Angesichts der kurzen Geltungsdauer der Allgemeinverfügung bis zum 1. Oktober 2020 ist der Eingriff in die allgemeine Handlungsfreiheit des Antragstellers, Art. 2 Abs. 1 GG, durch die Begrenzung der Möglichkeit, im öffentlichen und privaten Raum mit einer unbestimmten Vielzahl von Personen zusammenzukommen, nach Abwägung des Für und Wider angemessen. Angesichts der aktuellen Infektionslage in M. hat die Antragsgegnerin zu Recht über die 6. BayIfSMV hinausgehende zeitlich begrenzte Maßnahmen ergriffen, um die 7-Tages-Inzidenz wieder nachhaltig zu senken und so der Gefahr einer unkontrollierten und nicht mehr nachvollziehbaren Weiterverbreitung des Coronavirus zu begegnen.
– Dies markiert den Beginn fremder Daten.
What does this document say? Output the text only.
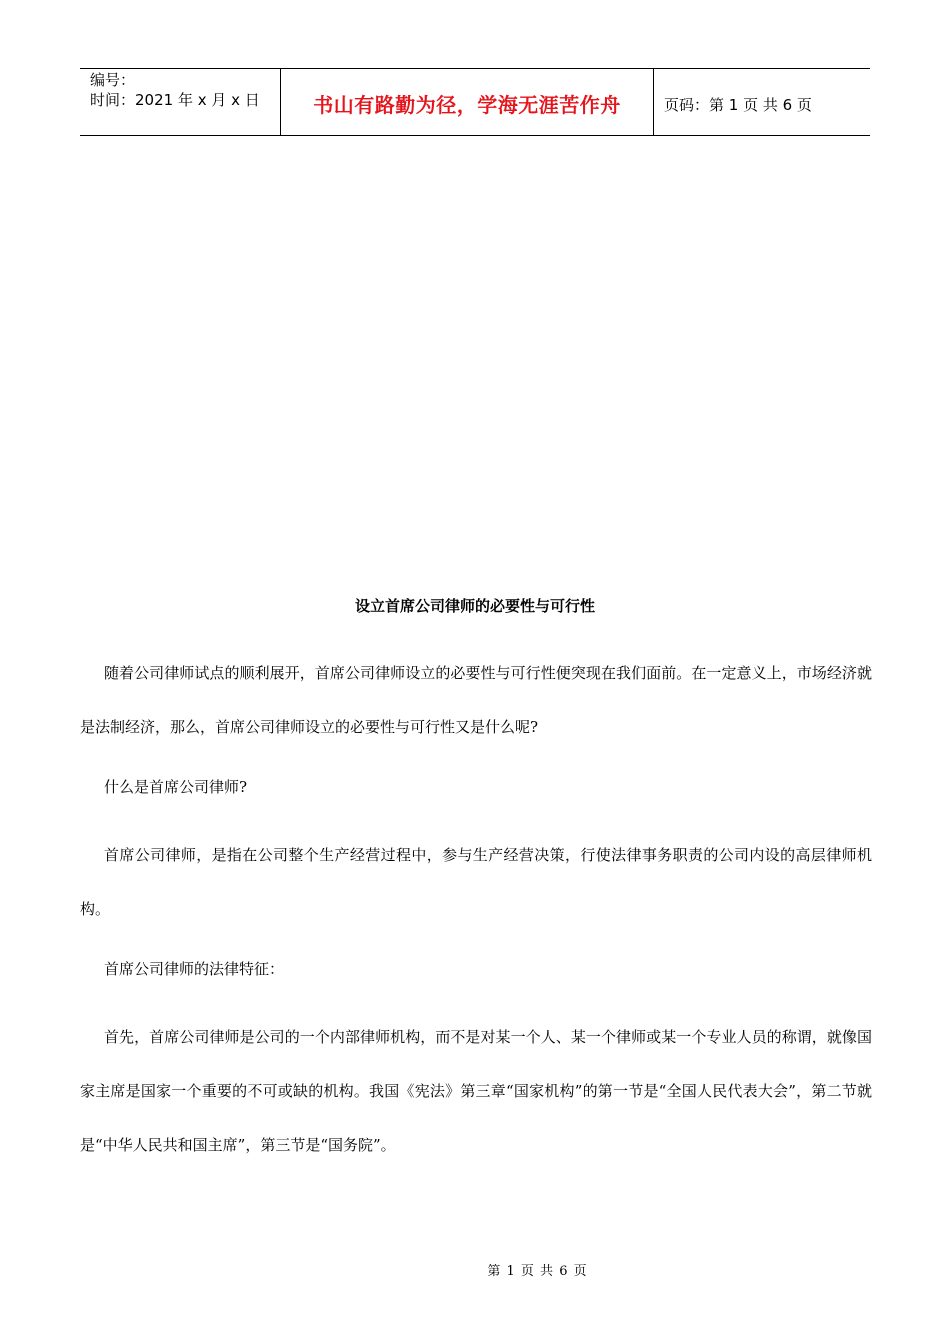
编号：
时间：2021 年 x 月 x 日	书山有路勤为径，学海无涯苦作舟	页码：第 1 页 共 6 页
设立首席公司律师的必要性与可行性
随着公司律师试点的顺利展开，首席公司律师设立的必要性与可行性便突现在我们面前。在一定意义上，市场经济就是法制经济，那么，首席公司律师设立的必要性与可行性又是什么呢?
什么是首席公司律师?
首席公司律师，是指在公司整个生产经营过程中，参与生产经营决策，行使法律事务职责的公司内设的高层律师机构。
首席公司律师的法律特征：
首先，首席公司律师是公司的一个内部律师机构，而不是对某一个人、某一个律师或某一个专业人员的称谓，就像国家主席是国家一个重要的不可或缺的机构。我国《宪法》第三章“国家机构”的第一节是“全国人民代表大会”，第二节就是“中华人民共和国主席”，第三节是“国务院”。
第 1 页 共 6 页
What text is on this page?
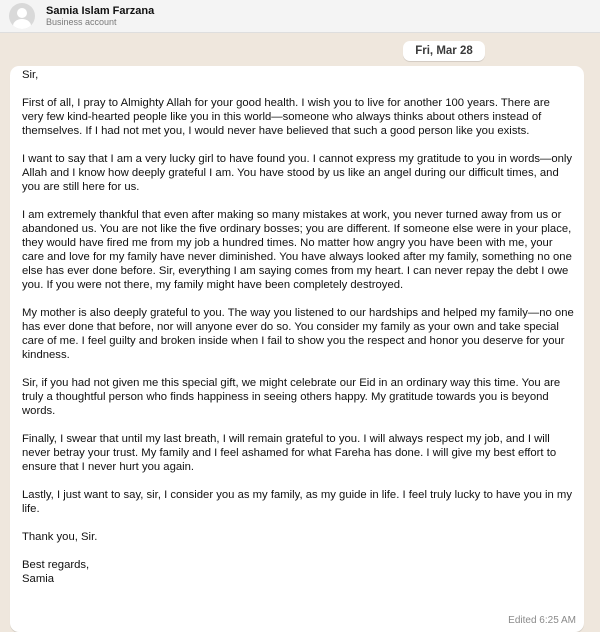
Samia Islam Farzana
Business account
Fri, Mar 28

Sir,

First of all, I pray to Almighty Allah for your good health. I wish you to live for another 100 years. There are very few kind-hearted people like you in this world—someone who always thinks about others instead of themselves. If I had not met you, I would never have believed that such a good person like you exists.

I want to say that I am a very lucky girl to have found you. I cannot express my gratitude to you in words—only Allah and I know how deeply grateful I am. You have stood by us like an angel during our difficult times, and you are still here for us.

I am extremely thankful that even after making so many mistakes at work, you never turned away from us or abandoned us. You are not like the five ordinary bosses; you are different. If someone else were in your place, they would have fired me from my job a hundred times. No matter how angry you have been with me, your care and love for my family have never diminished. You have always looked after my family, something no one else has ever done before. Sir, everything I am saying comes from my heart. I can never repay the debt I owe you. If you were not there, my family might have been completely destroyed.

My mother is also deeply grateful to you. The way you listened to our hardships and helped my family—no one has ever done that before, nor will anyone ever do so. You consider my family as your own and take special care of me. I feel guilty and broken inside when I fail to show you the respect and honor you deserve for your kindness.

Sir, if you had not given me this special gift, we might celebrate our Eid in an ordinary way this time. You are truly a thoughtful person who finds happiness in seeing others happy. My gratitude towards you is beyond words.

Finally, I swear that until my last breath, I will remain grateful to you. I will always respect my job, and I will never betray your trust. My family and I feel ashamed for what Fareha has done. I will give my best effort to ensure that I never hurt you again.

Lastly, I just want to say, sir, I consider you as my family, as my guide in life. I feel truly lucky to have you in my life.

Thank you, Sir.

Best regards,
Samia

Edited 6:25 AM
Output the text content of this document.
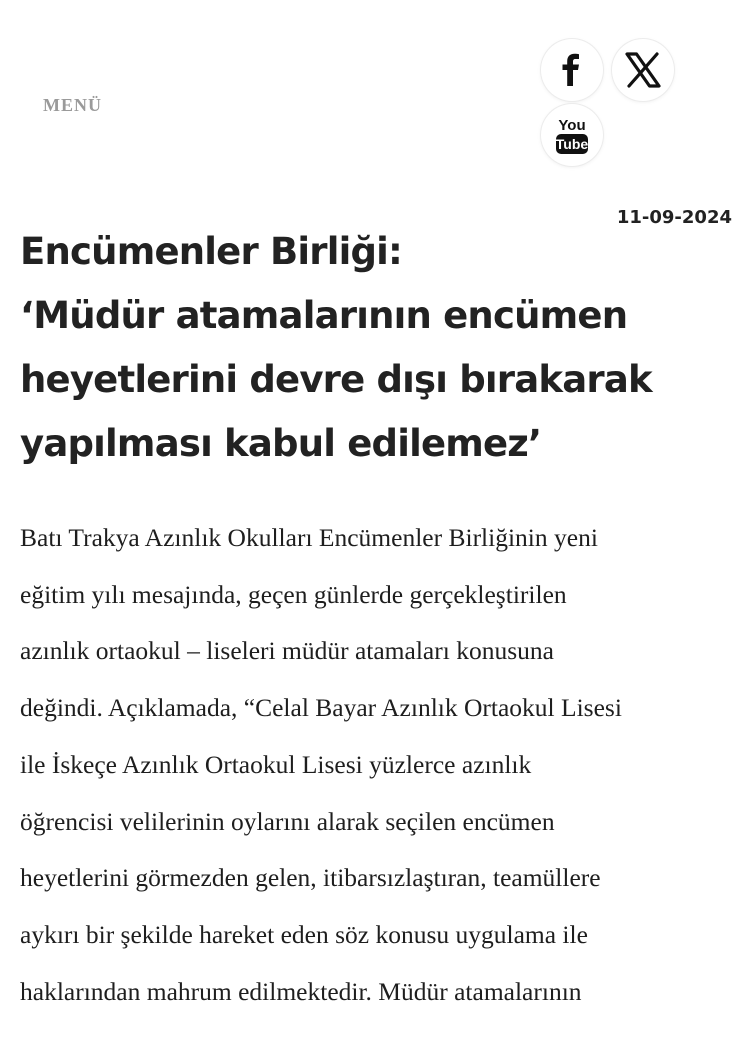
MENÜ
You
Tube
11-09-2024
Encümenler Birliği:
‘Müdür atamalarının encümen
heyetlerini devre dışı bırakarak
yapılması kabul edilemez’

Batı Trakya Azınlık Okulları Encümenler Birliğinin yeni
eğitim yılı mesajında, geçen günlerde gerçekleştirilen
azınlık ortaokul – liseleri müdür atamaları konusuna
değindi. Açıklamada, “Celal Bayar Azınlık Ortaokul Lisesi
ile İskeçe Azınlık Ortaokul Lisesi yüzlerce azınlık
öğrencisi velilerinin oylarını alarak seçilen encümen
heyetlerini görmezden gelen, itibarsızlaştıran, teamüllere
aykırı bir şekilde hareket eden söz konusu uygulama ile
haklarından mahrum edilmektedir. Müdür atamalarının
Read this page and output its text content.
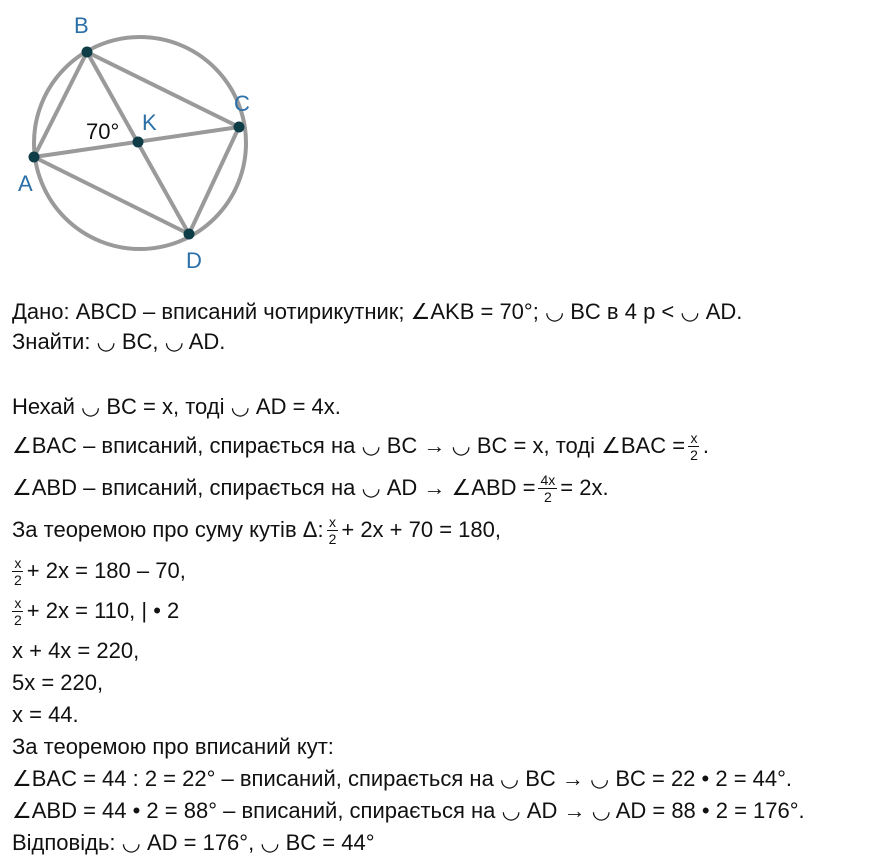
A
B
C
D
K
70°
Дано: ABCD – вписаний чотирикутник; ∠AKB = 70°; ◡ BC в 4 р < ◡ AD.
Знайти: ◡ BC, ◡ AD.
Нехай ◡ BC = x, тоді ◡ AD = 4x.
∠BAC – вписаний, спирається на ◡ BC → ◡ BC = x, тоді ∠BAC = $\frac{x}{2}$ .
∠ABD – вписаний, спирається на ◡ AD → ∠ABD = $\frac{4x}{2} = 2x$.
За теоремою про суму кутів Δ: $\frac{x}{2} + 2x + 70 = 180$,
$\frac{x}{2} + 2x = 180 - 70$,
$\frac{x}{2} + 2x = 110$, | • 2
x + 4x = 220,
5x = 220,
x = 44.
За теоремою про вписаний кут:
∠BAC = 44 : 2 = 22° – вписаний, спирається на ◡ BC → ◡ BC = 22 • 2 = 44°.
∠ABD = 44 • 2 = 88° – вписаний, спирається на ◡ AD → ◡ AD = 88 • 2 = 176°.
Відповідь: ◡ AD = 176°, ◡ BC = 44°
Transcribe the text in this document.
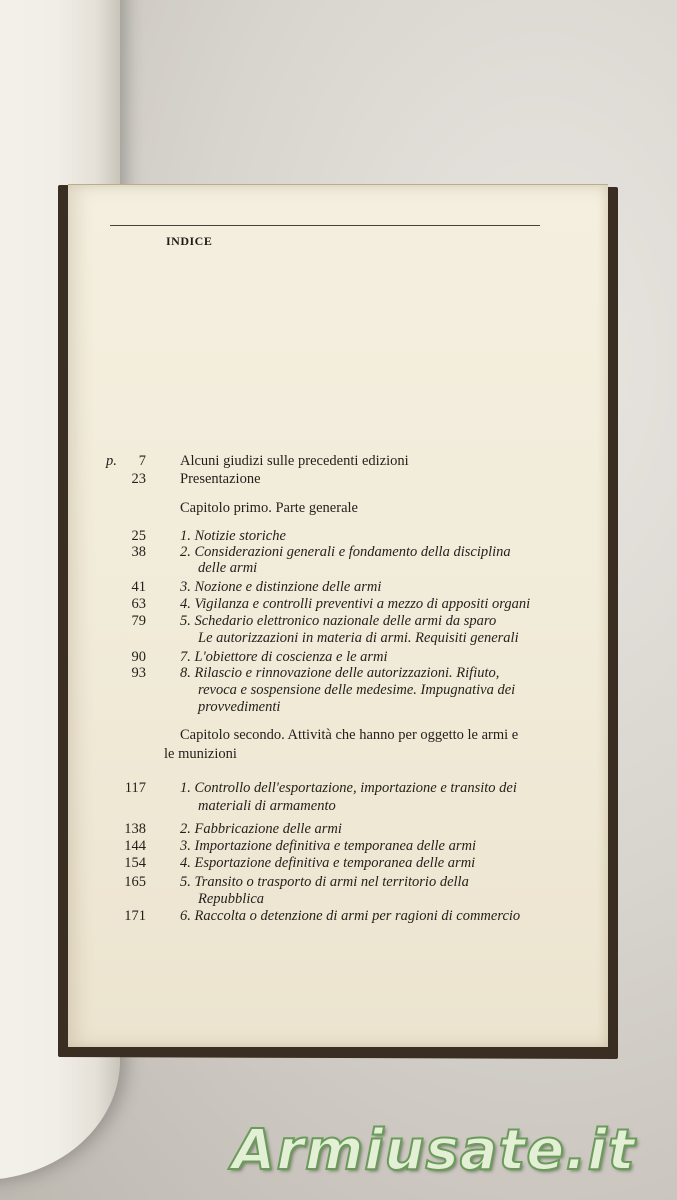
INDICE
p.	7 Alcuni giudizi sulle precedenti edizioni
23 Presentazione
Capitolo primo. Parte generale
25 1. Notizie storiche
38 2. Considerazioni generali e fondamento della disciplina
delle armi
41 3. Nozione e distinzione delle armi
63 4. Vigilanza e controlli preventivi a mezzo di appositi organi
79 5. Schedario elettronico nazionale delle armi da sparo
Le autorizzazioni in materia di armi. Requisiti generali
90 7. L'obiettore di coscienza e le armi
93 8. Rilascio e rinnovazione delle autorizzazioni. Rifiuto,
revoca e sospensione delle medesime. Impugnativa dei
provvedimenti
Capitolo secondo. Attività che hanno per oggetto le armi e
le munizioni
117 1. Controllo dell'esportazione, importazione e transito dei
materiali di armamento
138 2. Fabbricazione delle armi
144 3. Importazione definitiva e temporanea delle armi
154 4. Esportazione definitiva e temporanea delle armi
165 5. Transito o trasporto di armi nel territorio della
Repubblica
171 6. Raccolta o detenzione di armi per ragioni di commercio
Armiusate.it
Das Gericht verweist insoweit auf die zutreffenden Ausführungen in der Begründung der Allgemeinverfügung vom 22.09.2020, denen es folgt, und sieht von einer weiteren Darstellung der Entscheidungsgründe ab (§ 117 Abs. 5 VwGO).

2.2.4 Ergänzend bleibt zum Vortrag des Antragstellers zu der Berechnung des Inzidenzwerts anzumerken, dass die streitgegenständliche Allgemeinverfügung nicht auf Grundlage des § 23 Abs. 2 6. BayIfSMV erlassen worden ist, sondern § 28 Abs. 1 Satz 1 IfSG i.V.m. § 23 Abs. 1 6. BayIfSMV als Rechtsgrundlage benennt, der im Unterschied zu § 23 Abs. 2 6. BayIfSMV eine Überschreitung der 7-Tage-Inzidenz von 50 tatbestandlich gerade nicht erfordert. Es ist der zuständigen Behörde unbenommen, auch ohne Überschreiten eines bestimmten aus Gründen einer möglichst einheitlichen Verwaltungspraxis festgelegten Schwellenwerts angesichts eines gestiegenen Infektionsgeschehens notwendige Schutzmaßnahmen zu ergreifen. Im Übrigen wurde im Gebiet der Antragsgegnerin auch unabhängig davon jedenfalls am 21. September 2020 sowohl nach den berichteten Zahlen des LGL als auch des RKI der Inzidenzwert von 50 überschritten.

Dabei werden die Einwohnerzahlen sowohl vom RKI als auch vom Bayerischen Landesamt für Gesundheit und Lebensmittelsicherheit auf der Grundlage der amtlichen Einwohnerzahlen des Bayerischen Landesamtes für Statistik berechnet, wonach M. am 31. Dezember 2018 1.471.508 Einwohner hatte (vgl. https://www.statistik.bayern.de/mam/produkte/veroffentlichungen/statistische_berichte/a1210c_201800.pdf.), am 31. Dezember 2019 1.484.226 Einwohner (https://www.statistik.bayern.de/mam/produkte/veroffentlichungen/statistische_berichte/a1210c_201800.pdf). Die vom Antragsteller angegebene Einwohnerzahl, wie sie Antragsgegnerin auf ihrem Portal veröffentlicht, beruht dagegen auf den Zahlen des Einwohnermelderegisters, wonach M. eine Einwohnerzahl von 1.557.451 Millionen (Stand: 31. August 2020) hat.

Dabei dürften die Zahlen des Landesamtes für Statistik aufgrund dessen wissenschaftlichen Berechnungsmethoden die Realität genauer abbilden als die Zahlen des Einwohnermelderegisters, nachdem in letzterem auch immer Karteileichen und Fehlbestände enthalten sind, die das Landesamt für Statistik in seinen Statistiken bereinigt.

Daher ist es nicht zu beanstanden, dass der 7-Tages-Inzidenz-Wert auf der Grundlage der Zahlen des Landesamtes für Statistik berechnet wird.

Der Antrag ist daher mit der Kostenfolge aus § 154 Abs. 1 VwGO abzulehnen.

3. Die Streitwertfestsetzung beruht auf § 53 Abs. 2 Nr. 2, § 52 Abs. 2 des Gerichtskostengesetzes (GKG). Aufgrund der faktischen Vorwegnahme des Hauptsacheverfahrens aufgrund der kurz bemessenen Gültigkeit der Allgemeinverfügung unterbleibt dabei eine Reduzierung des Streitwerts gegenüber dem Hauptsacheverfahren um die Hälfte.